Рита и Женя прошли в глубь ресторана, где их никто не мог потревожить. В ожидании заказа они продолжили прерванный разговор.
– Надо понимать, Костомаров так и числится пропавшим без вести? – спросила Рита.
– Точно. Театр твоего покойного папаши – просто какое-то заколдованное место! Ты вспомни: сначала его самого убили, потом вы с Байрамовым едва не загремели под фанфары, затем – Костомаров… А теперь еще и Кожухов в реанимации!
– Не забывай, что Иван Костомаров официально пока считается живым!
– Это так, – согласился Фисуненко. – Честно говоря, я был склонен считать, что его уже нет среди нас, пока…
– Пока – что? – спросила Рита. – Давай уж, вываливай! Я как-никак тоже имею ко всему этому отношение, хоть и косвенное.
– Ладно. Дело в пистолете, из которого стреляли в Кожухова. Видишь ли, мы обнаружили пистолет завернутым в полиэтилен. Странно, не находишь? Убийца стрелял в Кожухова, не вынимая оружия из пакета! В упор – у жертвы не было шансов.

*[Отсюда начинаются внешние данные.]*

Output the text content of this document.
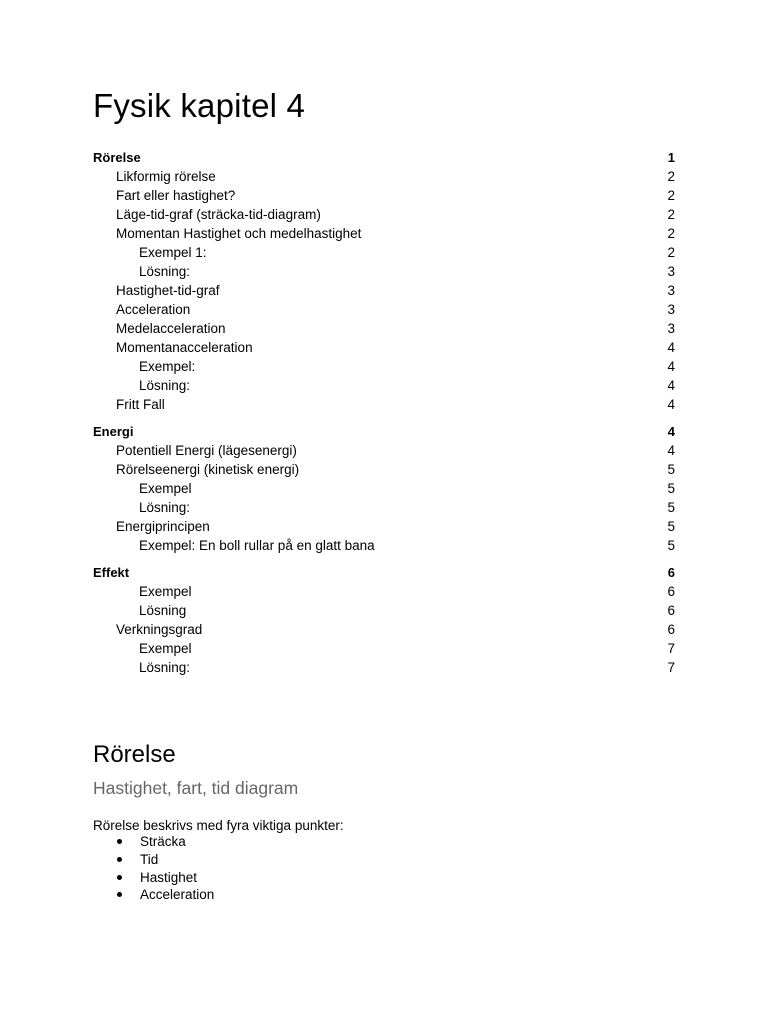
Fysik kapitel 4
Rörelse	1
Likformig rörelse	2
Fart eller hastighet?	2
Läge-tid-graf (sträcka-tid-diagram)	2
Momentan Hastighet och medelhastighet	2
Exempel 1:	2
Lösning:	3
Hastighet-tid-graf	3
Acceleration	3
Medelacceleration	3
Momentanacceleration	4
Exempel:	4
Lösning:	4
Fritt Fall	4
Energi	4
Potentiell Energi (lägesenergi)	4
Rörelseenergi (kinetisk energi)	5
Exempel	5
Lösning:	5
Energiprincipen	5
Exempel: En boll rullar på en glatt bana	5
Effekt	6
Exempel	6
Lösning	6
Verkningsgrad	6
Exempel	7
Lösning:	7
Rörelse
Hastighet, fart, tid diagram

Rörelse beskrivs med fyra viktiga punkter:

Sträcka
Tid
Hastighet
Acceleration
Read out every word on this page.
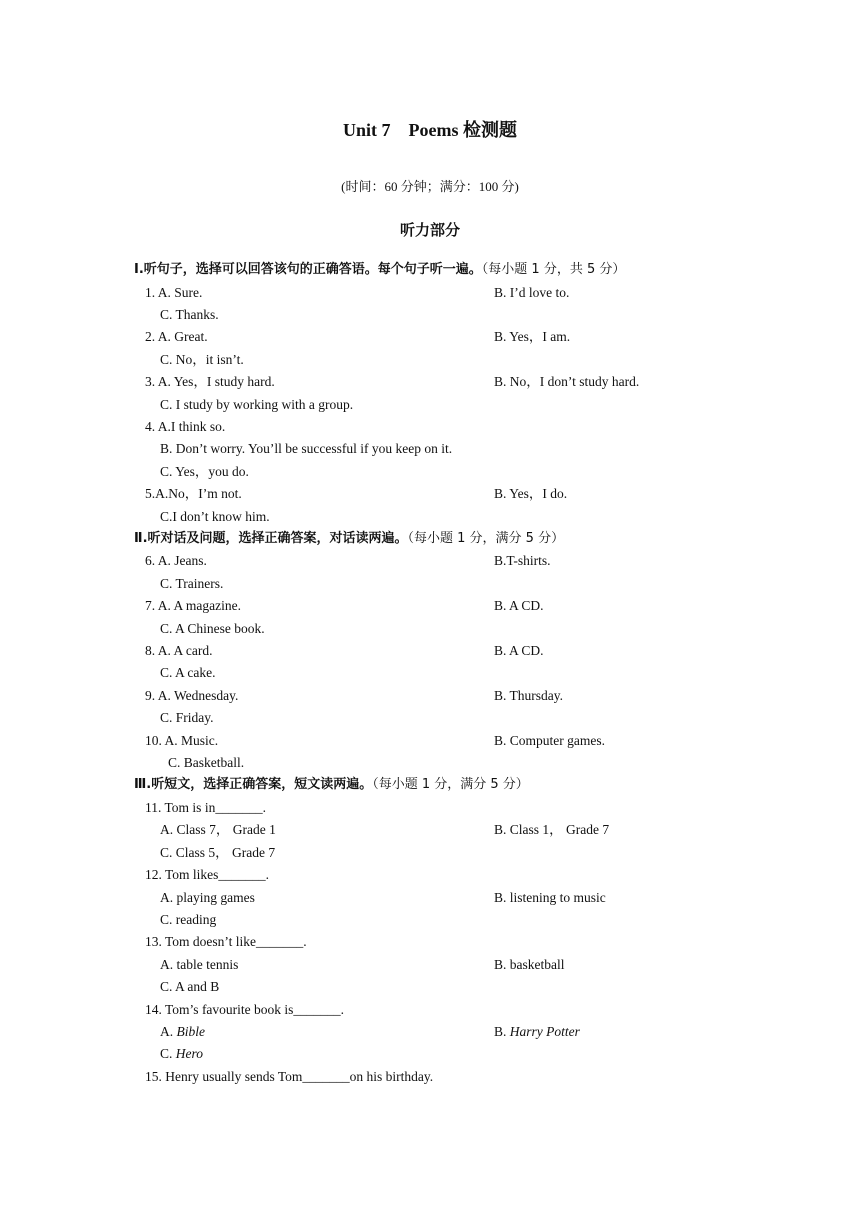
Unit 7　Poems 检测题
(时间：60 分钟；满分：100 分)
听力部分
Ⅰ.听句子，选择可以回答该句的正确答语。每个句子听一遍。（每小题 1 分，共 5 分）
1. A. Sure.	B. I’d love to.
C. Thanks.
2. A. Great.	B. Yes，I am.
C. No，it isn’t.
3. A. Yes，I study hard.	B. No，I don’t study hard.
C. I study by working with a group.
4. A.I think so.
B. Don’t worry. You’ll be successful if you keep on it.
C. Yes，you do.
5.A.No，I’m not.	B. Yes，I do.
C.I don’t know him.
Ⅱ.听对话及问题，选择正确答案，对话读两遍。（每小题 1 分，满分 5 分）
6. A. Jeans.	B.T-shirts.
C. Trainers.
7. A. A magazine.	B. A CD.
C. A Chinese book.
8. A. A card.	B. A CD.
C. A cake.
9. A. Wednesday.	B. Thursday.
C. Friday.
10. A. Music.	B. Computer games.
C. Basketball.
Ⅲ.听短文，选择正确答案，短文读两遍。（每小题 1 分，满分 5 分）
11. Tom is in_______.
A. Class 7， Grade 1	B. Class 1， Grade 7
C. Class 5， Grade 7
12. Tom likes_______.
A. playing games	B. listening to music
C. reading
13. Tom doesn’t like_______.
A. table tennis	B. basketball
C. A and B
14. Tom’s favourite book is_______.
A. Bible	B. Harry Potter
C. Hero
15. Henry usually sends Tom_______on his birthday.
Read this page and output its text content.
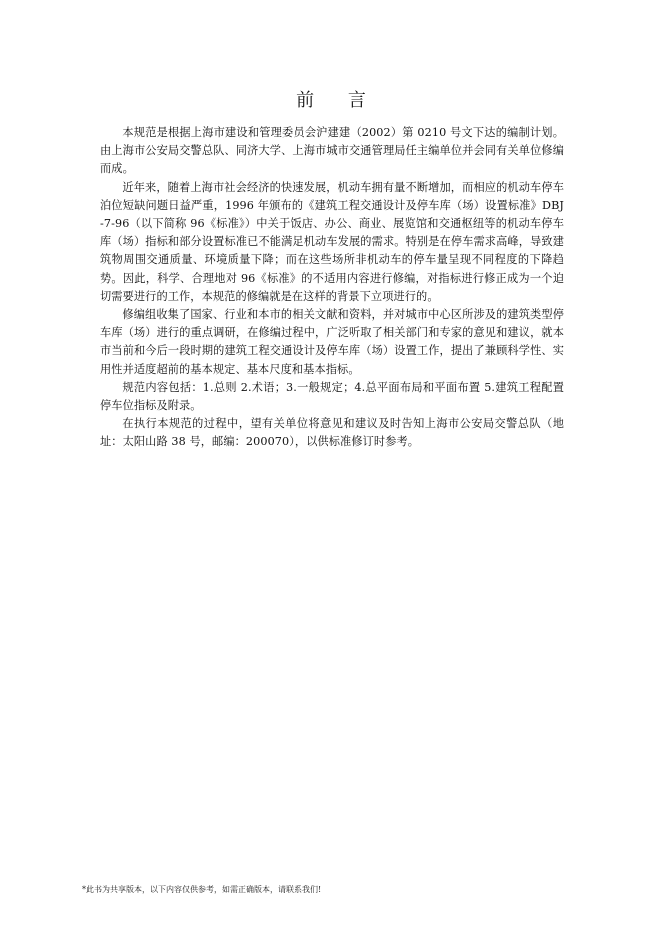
前 言

本规范是根据上海市建设和管理委员会沪建建（2002）第 0210 号文下达的编制计划。由上海市公安局交警总队、同济大学、上海市城市交通管理局任主编单位并会同有关单位修编而成。

近年来，随着上海市社会经济的快速发展，机动车拥有量不断增加，而相应的机动车停车泊位短缺问题日益严重，1996 年颁布的《建筑工程交通设计及停车库（场）设置标准》DBJ-7-96（以下简称 96《标准》）中关于饭店、办公、商业、展览馆和交通枢纽等的机动车停车库（场）指标和部分设置标准已不能满足机动车发展的需求。特别是在停车需求高峰，导致建筑物周围交通质量、环境质量下降；而在这些场所非机动车的停车量呈现不同程度的下降趋势。因此，科学、合理地对 96《标准》的不适用内容进行修编，对指标进行修正成为一个迫切需要进行的工作，本规范的修编就是在这样的背景下立项进行的。

修编组收集了国家、行业和本市的相关文献和资料，并对城市中心区所涉及的建筑类型停车库（场）进行的重点调研，在修编过程中，广泛听取了相关部门和专家的意见和建议，就本市当前和今后一段时期的建筑工程交通设计及停车库（场）设置工作，提出了兼顾科学性、实用性并适度超前的基本规定、基本尺度和基本指标。

规范内容包括：1.总则 2.术语；3.一般规定；4.总平面布局和平面布置 5.建筑工程配置停车位指标及附录。

在执行本规范的过程中，望有关单位将意见和建议及时告知上海市公安局交警总队（地址：太阳山路 38 号，邮编：200070），以供标准修订时参考。

*此书为共享版本，以下内容仅供参考，如需正确版本，请联系我们!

Так как выстрел произведен с близкого расстояния, наличие пакета не вызвало сколько-нибудь значительного отклонения в траектории пули. Судя по положению тела Кожухова в момент его обнаружения, дело обстояло так. Мужик вошел в гримерную, а там его поджидал убийца. Выстрел застал его у входа. Затем убийца бросил пистолет и вышел через ту же дверь.